Scientists detected only three positive cases out of more than 12,000 pupils and staff tested in primary and pre-schools across England in June and July, according to the Public Health England (PHE) report.
All three cases – two staff and one pupil – were mild or asymptomatic, and there was no evidence of onward transmission to household contacts or the wider education setting, the research suggests.
The preliminary findings of the PHE study have been published as thousands of pupils in England and Wales have begun returning to school full-time, with the remainder due to open their doors next week.
But the findings cannot be extrapolated to secondary schools because the risk of Covid-19 “exposure, asymptomatic infection and symptomatic disease in teenagers is likely to be different,” the report adds.
The Covid-19 Surveillance in School Kids (sKIDs) study took swabs from 12,026 adults and children in order to test them for coronavirus in 131 English primary and preschools before the summer break.

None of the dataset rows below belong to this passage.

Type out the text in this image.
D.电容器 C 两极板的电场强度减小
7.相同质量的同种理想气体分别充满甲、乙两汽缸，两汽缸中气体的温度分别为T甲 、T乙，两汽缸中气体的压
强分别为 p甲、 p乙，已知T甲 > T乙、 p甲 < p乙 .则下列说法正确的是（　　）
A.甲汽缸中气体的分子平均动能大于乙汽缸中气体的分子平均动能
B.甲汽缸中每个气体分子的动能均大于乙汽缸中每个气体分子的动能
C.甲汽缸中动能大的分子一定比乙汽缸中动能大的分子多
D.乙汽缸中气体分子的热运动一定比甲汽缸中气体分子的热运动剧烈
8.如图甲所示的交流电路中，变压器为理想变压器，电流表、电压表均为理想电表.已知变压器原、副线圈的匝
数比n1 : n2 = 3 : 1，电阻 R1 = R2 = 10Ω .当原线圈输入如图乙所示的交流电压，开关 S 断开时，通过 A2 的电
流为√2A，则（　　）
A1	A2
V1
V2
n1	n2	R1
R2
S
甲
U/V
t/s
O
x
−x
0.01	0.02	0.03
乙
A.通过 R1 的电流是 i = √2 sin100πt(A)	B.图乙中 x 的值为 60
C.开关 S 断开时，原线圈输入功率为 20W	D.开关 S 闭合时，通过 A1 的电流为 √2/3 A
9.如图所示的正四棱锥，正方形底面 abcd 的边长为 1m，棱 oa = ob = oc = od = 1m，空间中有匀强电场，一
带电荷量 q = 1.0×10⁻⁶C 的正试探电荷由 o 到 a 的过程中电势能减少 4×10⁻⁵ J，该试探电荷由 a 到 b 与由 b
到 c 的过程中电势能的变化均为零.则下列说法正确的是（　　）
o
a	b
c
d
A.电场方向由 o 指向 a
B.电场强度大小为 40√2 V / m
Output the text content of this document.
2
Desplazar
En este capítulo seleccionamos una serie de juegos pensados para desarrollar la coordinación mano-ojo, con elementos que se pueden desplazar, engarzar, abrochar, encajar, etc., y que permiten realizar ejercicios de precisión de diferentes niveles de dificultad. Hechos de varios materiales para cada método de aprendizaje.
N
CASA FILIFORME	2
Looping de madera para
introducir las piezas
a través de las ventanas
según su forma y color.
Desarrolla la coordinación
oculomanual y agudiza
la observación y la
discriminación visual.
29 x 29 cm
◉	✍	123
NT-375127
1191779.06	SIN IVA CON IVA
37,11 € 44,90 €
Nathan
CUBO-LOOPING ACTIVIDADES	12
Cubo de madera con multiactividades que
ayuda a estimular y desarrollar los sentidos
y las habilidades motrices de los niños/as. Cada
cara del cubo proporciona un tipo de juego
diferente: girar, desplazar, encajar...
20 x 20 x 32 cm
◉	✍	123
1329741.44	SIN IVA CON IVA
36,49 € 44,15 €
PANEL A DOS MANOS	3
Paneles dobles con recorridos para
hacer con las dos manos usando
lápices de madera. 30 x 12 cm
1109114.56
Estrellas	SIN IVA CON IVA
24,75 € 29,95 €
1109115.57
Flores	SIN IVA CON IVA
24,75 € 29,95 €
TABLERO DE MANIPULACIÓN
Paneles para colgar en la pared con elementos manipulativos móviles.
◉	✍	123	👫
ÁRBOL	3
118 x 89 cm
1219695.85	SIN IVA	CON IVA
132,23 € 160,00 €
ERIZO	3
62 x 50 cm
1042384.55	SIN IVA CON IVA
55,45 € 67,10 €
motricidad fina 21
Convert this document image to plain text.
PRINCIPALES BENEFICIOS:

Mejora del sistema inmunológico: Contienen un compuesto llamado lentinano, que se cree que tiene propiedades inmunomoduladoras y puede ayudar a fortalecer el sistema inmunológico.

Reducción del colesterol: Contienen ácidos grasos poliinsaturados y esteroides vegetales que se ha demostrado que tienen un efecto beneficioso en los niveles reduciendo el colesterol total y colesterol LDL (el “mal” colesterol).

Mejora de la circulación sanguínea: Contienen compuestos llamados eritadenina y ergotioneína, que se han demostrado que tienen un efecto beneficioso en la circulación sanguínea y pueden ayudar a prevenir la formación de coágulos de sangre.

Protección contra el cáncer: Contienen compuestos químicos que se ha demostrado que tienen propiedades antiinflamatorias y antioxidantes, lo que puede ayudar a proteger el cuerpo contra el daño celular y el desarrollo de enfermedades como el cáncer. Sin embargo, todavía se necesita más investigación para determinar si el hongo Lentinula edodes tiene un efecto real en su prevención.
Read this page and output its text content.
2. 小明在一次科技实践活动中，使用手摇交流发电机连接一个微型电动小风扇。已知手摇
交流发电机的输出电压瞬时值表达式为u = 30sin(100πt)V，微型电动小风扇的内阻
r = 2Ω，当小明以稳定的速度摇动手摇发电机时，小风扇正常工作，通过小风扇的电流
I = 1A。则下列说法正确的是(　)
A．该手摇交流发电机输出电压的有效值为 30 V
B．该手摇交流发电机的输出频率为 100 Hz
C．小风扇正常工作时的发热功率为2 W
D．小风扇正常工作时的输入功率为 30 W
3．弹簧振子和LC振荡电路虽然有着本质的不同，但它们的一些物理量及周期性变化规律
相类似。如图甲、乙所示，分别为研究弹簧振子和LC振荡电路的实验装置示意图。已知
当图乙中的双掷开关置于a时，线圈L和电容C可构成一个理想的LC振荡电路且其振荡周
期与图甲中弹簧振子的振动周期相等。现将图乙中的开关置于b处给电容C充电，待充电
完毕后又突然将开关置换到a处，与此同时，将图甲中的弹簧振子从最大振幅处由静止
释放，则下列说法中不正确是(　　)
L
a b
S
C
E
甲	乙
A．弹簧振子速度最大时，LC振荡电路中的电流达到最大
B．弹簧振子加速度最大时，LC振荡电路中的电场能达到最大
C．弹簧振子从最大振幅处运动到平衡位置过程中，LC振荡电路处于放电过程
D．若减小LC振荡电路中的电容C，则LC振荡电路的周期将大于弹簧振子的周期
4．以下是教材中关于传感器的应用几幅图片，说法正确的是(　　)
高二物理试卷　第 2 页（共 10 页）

The study – which separately tested a sample of participants in five regions for antibodies – also found that the levels of antibodies were consistent with levels detected in the general population.
Antibodies were more likely to be detected in pupils and staff from black and minority ethnic groups, in those with a healthcare worker as a parent or in the household, and in children with a history of being unwell with Covid-19 symptoms, the PHE report found.
From June, primary schools in England opened their doors to children in nursery, Reception, Year 1 or Year 6 as lockdown measures were eased.
Children in all year groups are returning to the classroom full-time this month after schools and colleges closed nearly six months ago due to Covid-19.
Education Secretary Gavin Williamson said: “I am hugely encouraged by the findings of this report, which support what the UK’s chief medical officers have already made clear – that the risk of catching coronavirus at school is low, meaning that the risk to children being out of school is, in fact, far greater.
“This week has seen thousands of children reunited with classmates and teachers as schools across the country begin to reopen for full-time education for all pupils at the start of the autumn term.
“Parents can be reassured that schools have in place protective measures to reduce the risk of transmission and these findings add to the assurance that the return to school has been based on the best scientific and medical advice.”
Dr Shamez Ladhani, a consultant epidemiologist at PHE, said: “This is the largest study of its kind in the country and suggests attending preschool and primary school brings no additional risk to either staff or students.
“Although these results are preliminary, they should be very reassuring to parents who may be anxious about their children returning to school.
“As has been found in previous research, infection within educational settings is extremely low, and while it appears that children do contract Covid-19, the overwhelming majority experience mild or no symptoms, and are unlikely to pass it on.”
On the findings, Ravindra Gupta, professor of clinical microbiology at the University of Cambridge, said “some cautious optimism is needed”.
“This was conducted in schools with limited numbers of children attending, three year groups at most,” he said.
Professor Gupta added: “From September, there will be more children, more mixing, more crowding and over winter less time will be spent outdoors. There is less ability to socially distance than schools were able to in June.
“We must not be complacent and falsely reassured. We must ensure adequate monitoring and testing strategies to pick up infections in schools before they spread.”